Our choice is to develop XML-based languages to describe the grammars of each of our non-XML formats. This approach has many advantages. We can make the languages fairly simple. We can write schemas to validate that the instance documents conform to the languages and adequately describe the grammars. We can use our DOM techniques to read the grammar describing instance documents. These instance documents can be created using tools as simple as Microsoft's XML Notepad or as sophisticated as XMLSPY. They could even be created with a text editor, although I don't recommend it. The main disadvantage of this approach is that if end users want to do full validation against business constraints, they also have to develop a schema for the XML representation of the grammar. That means they would have to develop two metadata documents instead of one. However, they are free to develop that schema in whatever fashion they desire , and they don't need to develop it if they don't care about validating business constraints.

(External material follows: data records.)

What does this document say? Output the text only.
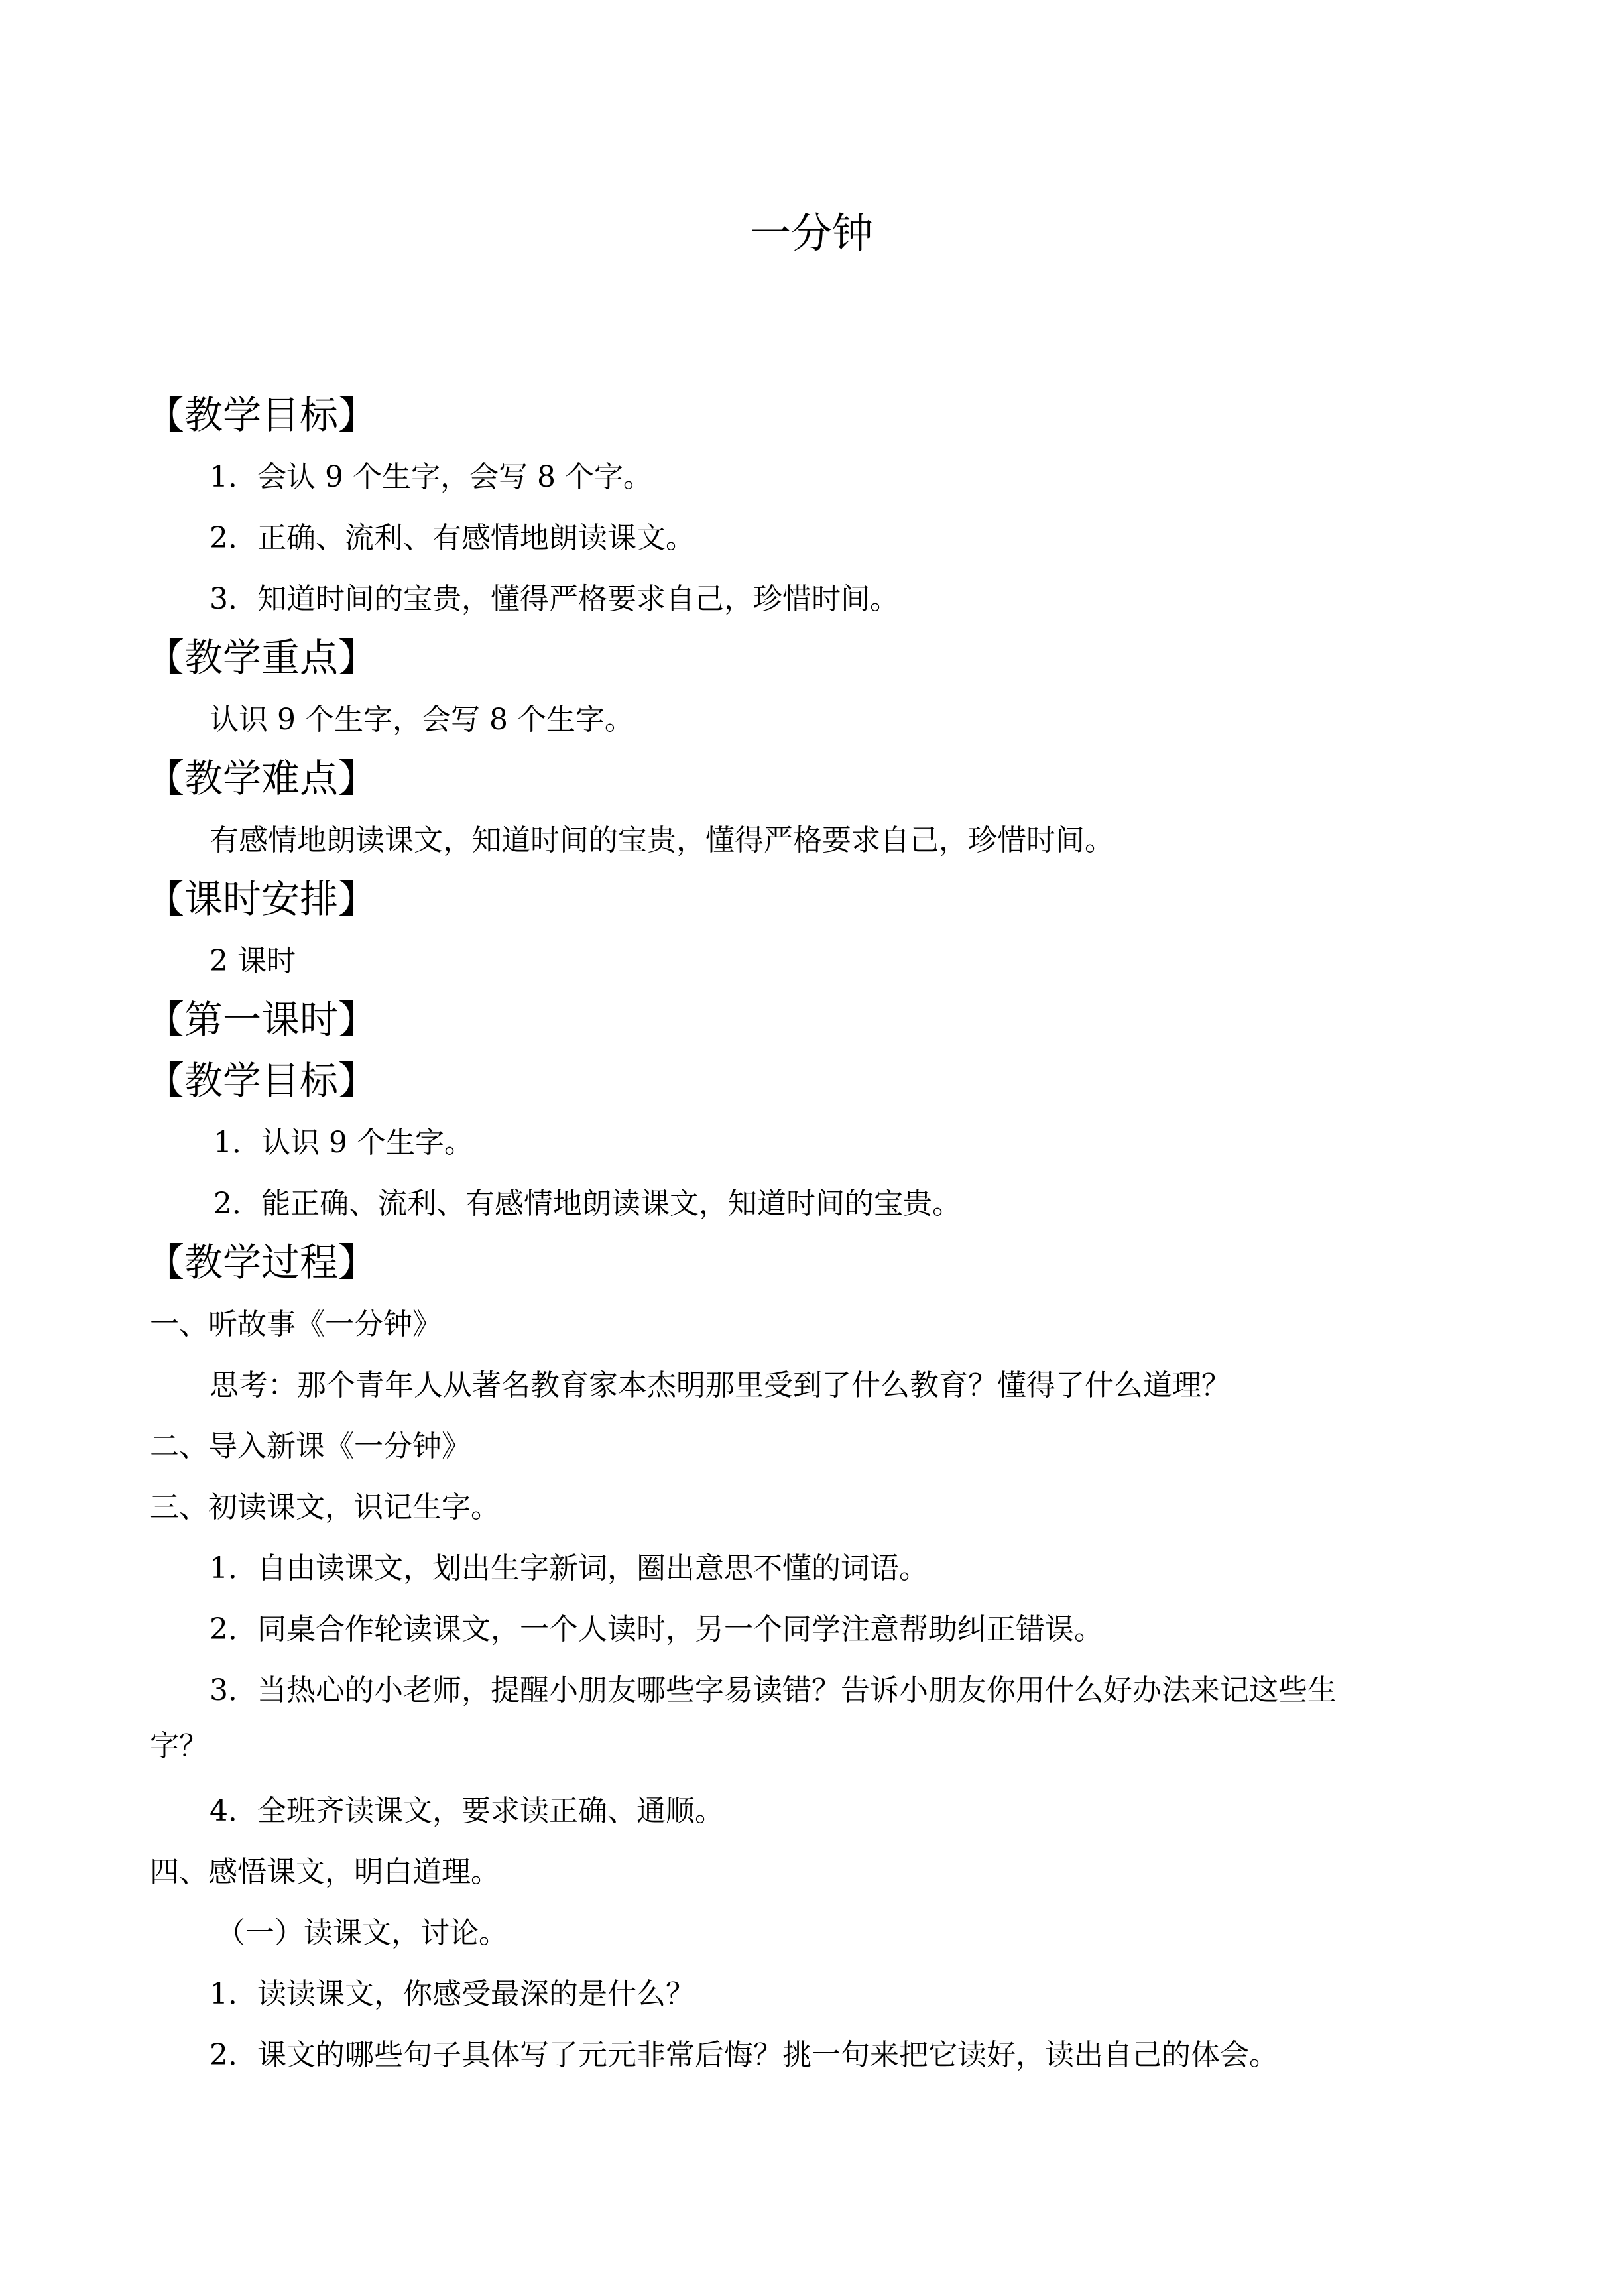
一分钟
【教学目标】
1．会认 9 个生字，会写 8 个字。
2．正确、流利、有感情地朗读课文。
3．知道时间的宝贵，懂得严格要求自己，珍惜时间。
【教学重点】
认识 9 个生字，会写 8 个生字。
【教学难点】
有感情地朗读课文，知道时间的宝贵，懂得严格要求自己，珍惜时间。
【课时安排】
2 课时
【第一课时】
【教学目标】
1．认识 9 个生字。
2．能正确、流利、有感情地朗读课文，知道时间的宝贵。
【教学过程】
一、听故事《一分钟》
思考：那个青年人从著名教育家本杰明那里受到了什么教育？懂得了什么道理？
二、导入新课《一分钟》
三、初读课文，识记生字。
1．自由读课文，划出生字新词，圈出意思不懂的词语。
2．同桌合作轮读课文，一个人读时，另一个同学注意帮助纠正错误。
3．当热心的小老师，提醒小朋友哪些字易读错？告诉小朋友你用什么好办法来记这些生
字？
4．全班齐读课文，要求读正确、通顺。
四、感悟课文，明白道理。
（一）读课文，讨论。
1．读读课文，你感受最深的是什么？
2．课文的哪些句子具体写了元元非常后悔？挑一句来把它读好，读出自己的体会。
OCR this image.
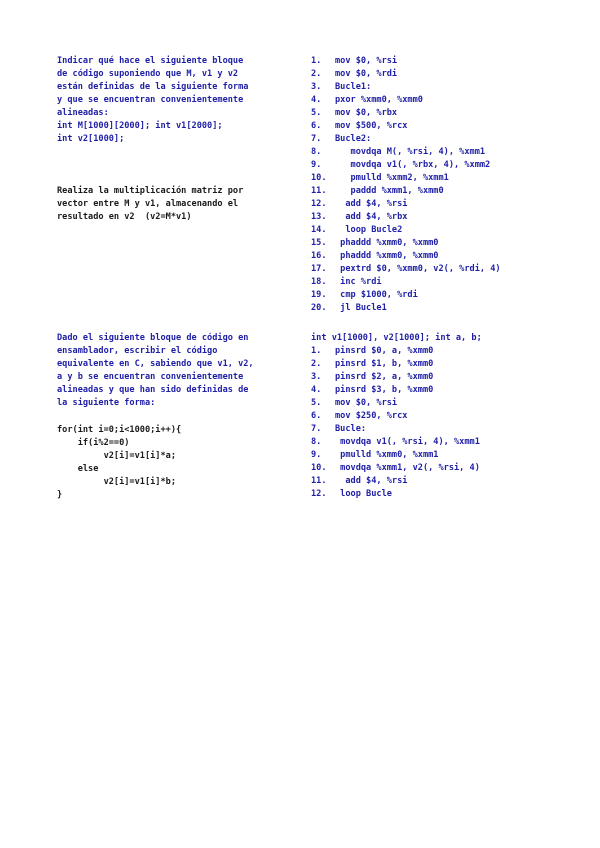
Indicar qué hace el siguiente bloque
de código suponiendo que M, v1 y v2
están definidas de la siguiente forma
y que se encuentran convenientemente
alineadas:
int M[1000][2000]; int v1[2000];
int v2[1000];
Realiza la multiplicación matriz por
vector entre M y v1, almacenando el
resultado en v2  (v2=M*v1)
1. mov $0, %rsi
2. mov $0, %rdi
3. Bucle1:
4. pxor %xmm0, %xmm0
5. mov $0, %rbx
6. mov $500, %rcx
7. Bucle2:
8.   movdqa M(, %rsi, 4), %xmm1
9.   movdqa v1(, %rbx, 4), %xmm2
10.   pmulld %xmm2, %xmm1
11.   paddd %xmm1, %xmm0
12.  add $4, %rsi
13.  add $4, %rbx
14.  loop Bucle2
15. phaddd %xmm0, %xmm0
16. phaddd %xmm0, %xmm0
17. pextrd $0, %xmm0, v2(, %rdi, 4)
18. inc %rdi
19. cmp $1000, %rdi
20. jl Bucle1
Dado el siguiente bloque de código en
ensamblador, escribir el código
equivalente en C, sabiendo que v1, v2,
a y b se encuentran convenientemente
alineadas y que han sido definidas de
la siguiente forma:
for(int i=0;i<1000;i++){
if(i%2==0)
v2[i]=v1[i]*a;
else
v2[i]=v1[i]*b;
}
int v1[1000], v2[1000]; int a, b;
1. pinsrd $0, a, %xmm0
2. pinsrd $1, b, %xmm0
3. pinsrd $2, a, %xmm0
4. pinsrd $3, b, %xmm0
5. mov $0, %rsi
6. mov $250, %rcx
7. Bucle:
8. movdqa v1(, %rsi, 4), %xmm1
9. pmulld %xmm0, %xmm1
10. movdqa %xmm1, v2(, %rsi, 4)
11.  add $4, %rsi
12. loop Bucle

So, we'll develop XML-based languages to describe our non-XML grammars. We'll call the documents that specify these languages our "file description documents" since we'll be specifying a few details beyond just the grammars. The approach will become clearer when we look at the first case, CSV files, in the next chapter. Another advantage of this approach will become clear when we look at the grammar of flat files and EDI messages. If we construct our grammars properly, we can use the DOM as our internal data structure for storing the grammar rather than having to create a different mechanism. This extremely powerful feature will become more evident when we look at the pseudocode. It saves us from having to develop our own data structure for describing the grammar.